NewsGuard a publié en décembre son rapport sur la crédibilité des médias francophones les plus influents. Objectif : promouvoir le journalisme responsable et transparent et lutter contre la désinformation. La Bretagne n’est pas épargnée par les fake news, avec un champion de l’intox : Breizh-Info. En 2020, il pointe à la 9e place des sites francophones ayant le plus contribué aux rumeurs sur la pandémie de Covid-19.
Il vous est déjà arrivé d’alerter un ami que l’article qu’il vient de partager provient d’un site peu recommandable ? Alors vous savez qu’il est parfois difficile de se faire entendre tant le web utilise les codes des médias professionnels.

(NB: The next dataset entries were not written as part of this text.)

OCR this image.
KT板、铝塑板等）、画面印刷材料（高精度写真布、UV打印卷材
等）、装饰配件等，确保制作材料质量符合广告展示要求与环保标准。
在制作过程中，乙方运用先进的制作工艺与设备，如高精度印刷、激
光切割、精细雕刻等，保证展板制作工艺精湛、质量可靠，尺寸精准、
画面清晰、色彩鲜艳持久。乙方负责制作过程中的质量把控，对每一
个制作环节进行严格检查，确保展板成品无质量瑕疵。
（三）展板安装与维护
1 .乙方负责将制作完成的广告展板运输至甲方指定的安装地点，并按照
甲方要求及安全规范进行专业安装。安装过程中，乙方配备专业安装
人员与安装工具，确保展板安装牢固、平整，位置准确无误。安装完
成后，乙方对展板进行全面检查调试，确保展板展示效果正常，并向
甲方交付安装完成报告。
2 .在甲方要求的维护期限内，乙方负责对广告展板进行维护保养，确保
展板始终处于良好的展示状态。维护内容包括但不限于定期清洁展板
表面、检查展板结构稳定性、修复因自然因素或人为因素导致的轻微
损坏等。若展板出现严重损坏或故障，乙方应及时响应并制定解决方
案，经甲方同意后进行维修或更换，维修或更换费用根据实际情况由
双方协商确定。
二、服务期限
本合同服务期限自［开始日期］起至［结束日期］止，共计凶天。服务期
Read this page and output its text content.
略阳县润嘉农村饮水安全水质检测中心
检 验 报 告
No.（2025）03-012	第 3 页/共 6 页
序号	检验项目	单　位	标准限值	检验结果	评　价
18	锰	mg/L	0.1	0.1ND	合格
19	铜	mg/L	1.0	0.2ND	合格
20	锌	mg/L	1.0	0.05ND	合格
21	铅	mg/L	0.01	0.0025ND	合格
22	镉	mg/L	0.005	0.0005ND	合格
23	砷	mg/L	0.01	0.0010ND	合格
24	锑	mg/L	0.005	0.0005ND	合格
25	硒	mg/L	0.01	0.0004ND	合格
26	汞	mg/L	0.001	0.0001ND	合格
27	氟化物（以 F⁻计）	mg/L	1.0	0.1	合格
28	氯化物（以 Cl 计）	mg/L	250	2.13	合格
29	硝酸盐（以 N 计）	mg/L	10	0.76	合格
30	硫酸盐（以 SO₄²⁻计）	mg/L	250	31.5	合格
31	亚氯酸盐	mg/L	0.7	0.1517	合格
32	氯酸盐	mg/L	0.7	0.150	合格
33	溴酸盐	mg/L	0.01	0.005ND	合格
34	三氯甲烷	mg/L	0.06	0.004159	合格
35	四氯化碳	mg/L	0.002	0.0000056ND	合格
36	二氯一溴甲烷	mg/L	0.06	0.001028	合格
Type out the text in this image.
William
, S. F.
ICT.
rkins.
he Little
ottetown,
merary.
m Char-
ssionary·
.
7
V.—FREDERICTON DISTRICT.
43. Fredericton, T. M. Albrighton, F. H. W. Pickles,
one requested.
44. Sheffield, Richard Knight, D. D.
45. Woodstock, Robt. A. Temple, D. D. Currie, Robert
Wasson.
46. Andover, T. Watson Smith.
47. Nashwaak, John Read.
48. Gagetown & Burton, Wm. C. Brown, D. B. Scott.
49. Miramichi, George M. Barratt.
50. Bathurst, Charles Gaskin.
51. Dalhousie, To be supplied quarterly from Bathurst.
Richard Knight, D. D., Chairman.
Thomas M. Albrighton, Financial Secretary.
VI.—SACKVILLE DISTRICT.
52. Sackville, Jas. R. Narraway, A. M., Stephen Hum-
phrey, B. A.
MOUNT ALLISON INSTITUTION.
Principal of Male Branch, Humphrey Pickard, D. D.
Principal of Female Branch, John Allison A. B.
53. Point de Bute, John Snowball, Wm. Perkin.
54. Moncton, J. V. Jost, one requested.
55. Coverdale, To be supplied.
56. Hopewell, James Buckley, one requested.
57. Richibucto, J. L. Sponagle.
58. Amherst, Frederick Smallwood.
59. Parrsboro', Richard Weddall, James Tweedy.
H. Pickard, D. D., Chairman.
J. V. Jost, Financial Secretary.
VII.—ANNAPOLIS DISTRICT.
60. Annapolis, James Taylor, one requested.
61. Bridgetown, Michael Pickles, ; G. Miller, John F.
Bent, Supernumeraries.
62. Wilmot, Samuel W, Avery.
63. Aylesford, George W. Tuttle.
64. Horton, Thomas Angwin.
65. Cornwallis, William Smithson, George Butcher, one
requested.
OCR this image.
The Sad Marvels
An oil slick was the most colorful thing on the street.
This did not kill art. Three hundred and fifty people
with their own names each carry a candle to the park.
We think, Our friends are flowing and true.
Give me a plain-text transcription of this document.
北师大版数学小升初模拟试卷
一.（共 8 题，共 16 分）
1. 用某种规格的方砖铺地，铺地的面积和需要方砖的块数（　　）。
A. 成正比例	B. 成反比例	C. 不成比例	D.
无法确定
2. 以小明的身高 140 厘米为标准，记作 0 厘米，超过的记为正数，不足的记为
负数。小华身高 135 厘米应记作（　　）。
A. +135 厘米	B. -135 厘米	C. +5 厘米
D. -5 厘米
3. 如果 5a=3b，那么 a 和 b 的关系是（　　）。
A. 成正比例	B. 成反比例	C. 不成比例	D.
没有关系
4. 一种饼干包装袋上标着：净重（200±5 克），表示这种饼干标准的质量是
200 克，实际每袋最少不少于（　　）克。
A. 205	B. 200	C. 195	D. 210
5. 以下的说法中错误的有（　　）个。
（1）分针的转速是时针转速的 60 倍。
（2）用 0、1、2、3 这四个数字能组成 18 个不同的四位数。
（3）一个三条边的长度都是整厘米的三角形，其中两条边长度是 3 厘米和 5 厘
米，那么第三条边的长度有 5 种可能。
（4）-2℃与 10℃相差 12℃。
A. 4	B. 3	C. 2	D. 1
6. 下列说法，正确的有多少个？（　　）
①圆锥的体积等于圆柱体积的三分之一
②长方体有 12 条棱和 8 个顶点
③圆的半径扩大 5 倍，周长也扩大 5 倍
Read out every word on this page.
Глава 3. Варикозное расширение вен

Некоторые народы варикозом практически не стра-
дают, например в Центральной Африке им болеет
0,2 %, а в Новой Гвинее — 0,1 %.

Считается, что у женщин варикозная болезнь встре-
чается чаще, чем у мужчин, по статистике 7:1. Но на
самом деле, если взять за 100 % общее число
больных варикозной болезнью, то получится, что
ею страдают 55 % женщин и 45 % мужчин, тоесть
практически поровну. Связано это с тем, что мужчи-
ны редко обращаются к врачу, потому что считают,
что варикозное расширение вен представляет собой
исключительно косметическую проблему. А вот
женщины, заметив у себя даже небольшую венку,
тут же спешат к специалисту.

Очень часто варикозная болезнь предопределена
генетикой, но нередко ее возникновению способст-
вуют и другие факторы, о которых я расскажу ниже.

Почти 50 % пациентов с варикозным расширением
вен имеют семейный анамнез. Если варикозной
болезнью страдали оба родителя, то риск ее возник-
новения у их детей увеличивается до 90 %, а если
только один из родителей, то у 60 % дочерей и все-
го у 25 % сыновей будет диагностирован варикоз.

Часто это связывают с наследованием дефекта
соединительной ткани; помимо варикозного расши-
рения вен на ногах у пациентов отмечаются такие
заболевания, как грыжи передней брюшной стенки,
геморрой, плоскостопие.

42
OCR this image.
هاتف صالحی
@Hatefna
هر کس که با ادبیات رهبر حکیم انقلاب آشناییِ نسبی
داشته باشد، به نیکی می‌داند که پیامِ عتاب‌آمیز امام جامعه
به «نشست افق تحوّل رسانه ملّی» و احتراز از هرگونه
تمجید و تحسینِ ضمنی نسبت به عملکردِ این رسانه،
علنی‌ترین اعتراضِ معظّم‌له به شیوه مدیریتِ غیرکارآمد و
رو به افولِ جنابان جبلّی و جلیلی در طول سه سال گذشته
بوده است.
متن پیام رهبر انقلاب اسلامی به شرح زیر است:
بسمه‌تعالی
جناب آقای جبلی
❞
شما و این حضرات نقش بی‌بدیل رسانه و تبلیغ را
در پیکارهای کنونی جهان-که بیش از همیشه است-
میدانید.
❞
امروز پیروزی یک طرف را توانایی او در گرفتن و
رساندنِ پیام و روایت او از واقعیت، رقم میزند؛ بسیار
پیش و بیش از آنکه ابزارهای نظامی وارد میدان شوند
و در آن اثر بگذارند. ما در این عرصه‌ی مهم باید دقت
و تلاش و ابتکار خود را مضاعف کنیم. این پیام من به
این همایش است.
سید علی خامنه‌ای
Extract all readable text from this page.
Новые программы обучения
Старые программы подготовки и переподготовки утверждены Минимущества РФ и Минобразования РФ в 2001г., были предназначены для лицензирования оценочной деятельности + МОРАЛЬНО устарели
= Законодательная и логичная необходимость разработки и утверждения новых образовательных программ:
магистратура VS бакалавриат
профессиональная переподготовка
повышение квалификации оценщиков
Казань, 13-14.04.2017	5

C’est notamment le cas de Breizh-Info, devenu l’un des sites de fausses informations les plus influents de France selon le rapport NewsGuard 2020.
Ses dizaines d’articles publiés chaque semaine attirent de nombreux lecteurs. Et malgré sa ligne éditoriale très politique, certaines personnalités continuent de lui accorder des interviews. Dernièrement, on note ainsi Émile Granville, le 5 janvier, pour promouvoir son nouveau livre ; ou Daniel Cueff, le 15 février, interrogé sur les élections régionales.
Un média d’extrême droite repéré dès 2015 pour ses fake news
Pourtant, la ficelle est grosse. Dès 2015, Le Peuple breton publiait une longue analyse, tout comme le site brestois Bourrasque-info.org avant lui. La méthode de Breizh-Info : diffuser les idées de l’extrême droite sous couvert de l’actualité. En 2016, Le Monde le confirmait (ici et ici) comme l’un des sites de « réinformation », cette stratégie en réseau qui s’emploie à « décrédibiliser les médias classiques en les accusant sans cesse de mentir, pour mieux faire passer ses propres idées. » En janvier 2017, le site Le Ouest-Franc publiait un article non parodique pour s’étonner des moyens de financement de Breizh-Info et notamment de sa possibilité de proposer des déductions fiscales.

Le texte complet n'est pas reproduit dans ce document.